Using c++ in microcontrollers

Please tell me, is it possible to use C++ for programming microcontrollers?

Are there any restrictions for the C++language?

Author: Nick Volynkin, 2013-02-03

4 answers

You can use it often, but you need to look at the specific implementation. For example, there may be no exceptions.

On the other hand, c++ brings a certain overhead, and on microcontrollers, every byte is often important, this is not java with large servers, where you can buy a bar or two.
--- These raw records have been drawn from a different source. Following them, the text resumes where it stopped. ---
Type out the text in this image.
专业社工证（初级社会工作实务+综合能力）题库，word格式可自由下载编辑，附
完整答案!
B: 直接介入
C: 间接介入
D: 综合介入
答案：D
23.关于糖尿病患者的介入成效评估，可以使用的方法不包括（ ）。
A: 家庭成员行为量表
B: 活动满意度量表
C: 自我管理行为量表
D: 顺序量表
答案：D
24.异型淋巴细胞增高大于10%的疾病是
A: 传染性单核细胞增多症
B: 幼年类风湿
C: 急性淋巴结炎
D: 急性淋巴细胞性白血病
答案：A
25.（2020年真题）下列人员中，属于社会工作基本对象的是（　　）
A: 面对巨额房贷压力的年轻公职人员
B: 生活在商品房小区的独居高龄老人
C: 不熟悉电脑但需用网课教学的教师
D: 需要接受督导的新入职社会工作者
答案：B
But microcontrollers do not stand still and develop, as do compilers. Perhaps for your controller and your case, C++ is the best option.

 2
Author: KoVadim, 2013-02-03 21:21:50

C++ can and should be used for programming microcontrollers. As it was written here, no exceptions and new operators. To cancel exceptions, there is even a compiler flag, especially for us. Why C++ is better than C:

  1. Strict typing. If something is wrong, get an error when compiling, rather than looking for it in debugging. A good example, if an enumeration type is passed to a function, and you entered something wrong in C (int, for example), then you will be compiled in C, in C++ get a compilation error.
  2. Links. The C++ philosophy: "don't pay for what you don't need." Links do not take up space in memory, and code with links looks neater than code with pointers. You can always forget to put * or&.
  3. Classes (structures). It is banal to describe not only the structure itself, but also the actions with it. Each register can be wrapped in a class wrapper with methods that indicate by their name what you are doing. If the code needs a lot of comments, then this is bad code.
  4. Objects. In the function (class, class method) , you can pass a reference to the output object of the microcontroller, and not write a bunch of defines of all registers (it is easy to make a mistake, fix a lot, especially for all stm32).
  5. Templates. Forget about multi-line macros, errors in which it is extremely difficult to debug, the debugger will simply not enter them. Templates are much better than a preprocessor.
  6. There is no overhead. This is a common myth. Competent code written in c++ gives less volume binaries, I came across research, even videos from conferences are on YouTube. (I think it's all the fault of links instead of pointers and template optimization).
 2
Author: Slonegd, 2017-09-29 11:03:03

In fact, there are no restrictions, you just need a proper linker script with the appropriate sections to support exceptions and virtual methods, as well as the release of allocators/deallocators and STL (of course this is a luxury?). It is not difficult to find a script on the network...

 1
Author: cipher_web, 2016-08-15 12:06:08

Look at the Wiring language used in Arduino. This is C++ without the standard library and exceptions, with its own special library. It is compiled, by the way, mentioned in your avr-gcc tags.